Из темноты надо мной вырос гребень волны; она пожирала отмели, оставленные отливом, как и полагалось мурене. Я встал на колено и принялся грести, словно стараясь спастись от опасности – набирал скорость, чтобы сравняться с настигающим меня чудовищем. И тут оно оказалось подо мной, могучее, готовое бросить меня вверх и вперед; я пригнулся, готовый вместе с волной перелетать через мели – стриж в порыве ветра, пловец на своем каноэ, укротивший силу волны. Лучшего ощущения в мире не существует.

Сначала я наслаждался одиночеством своего заплыва. Я выбрал западный фарватер, где волна обычно давала лучшие возможности полозу; примерно в миле к востоку я видел фонарь на носу баркаса, плывшего по более глубокому центральному фарватеру. Наши пути не должны были пересечься еще часа два. Пока же я мчался на волне совершенно один, и это рождало во мне замечательное чувство – словно я оставил позади не Тенкор, а все мои беды и отца в придачу, словно впереди меня ждало не неопределенное будущее, а надежда.

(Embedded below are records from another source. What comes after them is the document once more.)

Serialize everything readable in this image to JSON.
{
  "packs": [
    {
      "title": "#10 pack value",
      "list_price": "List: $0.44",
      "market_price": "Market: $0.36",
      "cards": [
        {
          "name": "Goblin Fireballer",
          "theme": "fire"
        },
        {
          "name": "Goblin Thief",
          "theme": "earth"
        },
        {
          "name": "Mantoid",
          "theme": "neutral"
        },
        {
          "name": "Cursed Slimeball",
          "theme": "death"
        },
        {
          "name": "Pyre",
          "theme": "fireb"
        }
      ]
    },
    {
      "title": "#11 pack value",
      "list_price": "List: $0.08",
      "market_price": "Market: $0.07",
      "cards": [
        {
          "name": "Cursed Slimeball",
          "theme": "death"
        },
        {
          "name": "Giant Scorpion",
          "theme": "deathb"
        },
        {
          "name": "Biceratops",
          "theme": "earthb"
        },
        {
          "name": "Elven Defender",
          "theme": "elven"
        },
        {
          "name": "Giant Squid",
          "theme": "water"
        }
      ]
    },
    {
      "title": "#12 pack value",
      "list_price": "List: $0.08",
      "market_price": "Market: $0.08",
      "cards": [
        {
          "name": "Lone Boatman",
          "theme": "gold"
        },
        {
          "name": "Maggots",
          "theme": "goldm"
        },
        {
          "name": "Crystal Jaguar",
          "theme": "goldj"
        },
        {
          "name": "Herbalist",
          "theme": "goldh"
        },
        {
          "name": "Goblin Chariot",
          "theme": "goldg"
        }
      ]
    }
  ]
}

Когда я рискнул оглянуться назад, я увидел несколько больших волн, догоняющих мою: стаю косаток, преследующих добычу; это была буйная компания, сплошные пенящиеся гребни и бурлящая вода. Было гораздо спокойнее смотреть вперед, на залив, залитый серебряным светом моего огонька.

Первый час пути доставил мне удовольствие. Это был самый долгий заплыв на каноэ, который я когдалибо совершал. Час такого наслаждения обычно заканчивался тем, что приходилось долго с трудом грести, преодолевая прилив, обратно на Тенкор, так что мы делали такое нечасто. Когда все же делали, то на каноэ было очень легко потерять волну. Стоило отвлечься, стоило ошибочно переместить вес или прозевать неожиданный каприз волны – и пловца тут же глотало то самое чудовище, которое он оседлал. Наступал момент паники, когда мир казался перевернувшимся вверх ногами; потом чудовище выплевывало неудачника и без него уходило дальше.

Однако на этот раз мне никому ничего не нужно было доказывать. Я не должен был все время стоять на колене; когда условия позволяли, я мог сесть или лечь, и никто не назвал бы меня слабаком. Главное же, я мог пользоваться силвмагией, и это составляло огромную разницу. Иллюзии, конечно, ничего не дали бы, но защита была вполне реальной вещью. Я все хорошо обдумал и нашел способ прочесывать воду перед каноэ, используя филигранную сеть защиты, чтобы убирать с дороги плавник. Самую же большую пользу давало мне вот что: если я чувствовал, что теряю равновесие и рискую упустить волну, можно было толчком магической силы улучшить положение каноэ на гребне; это требовало мгновенной реакции, но я справлялся.

Второй час оказался мучительным. Мышцы болели. Необходимость постоянно быть начеку истощала силы, а я еще и половины пути не проделал. Я порадовался, когда в месте, называемом Бендерби, где залив сузился, а волна стала выше и быстрее, я оказался рядом с баркасом. Сидевшие в нем все еще не могли меня видеть – фонарь бросал луч света вперед, а не вбок, – поэтому я развернул каноэ так, чтобы двигаться рядом с судном. Первым меня заметил один из гребцов и от изумления едва не выронил весло.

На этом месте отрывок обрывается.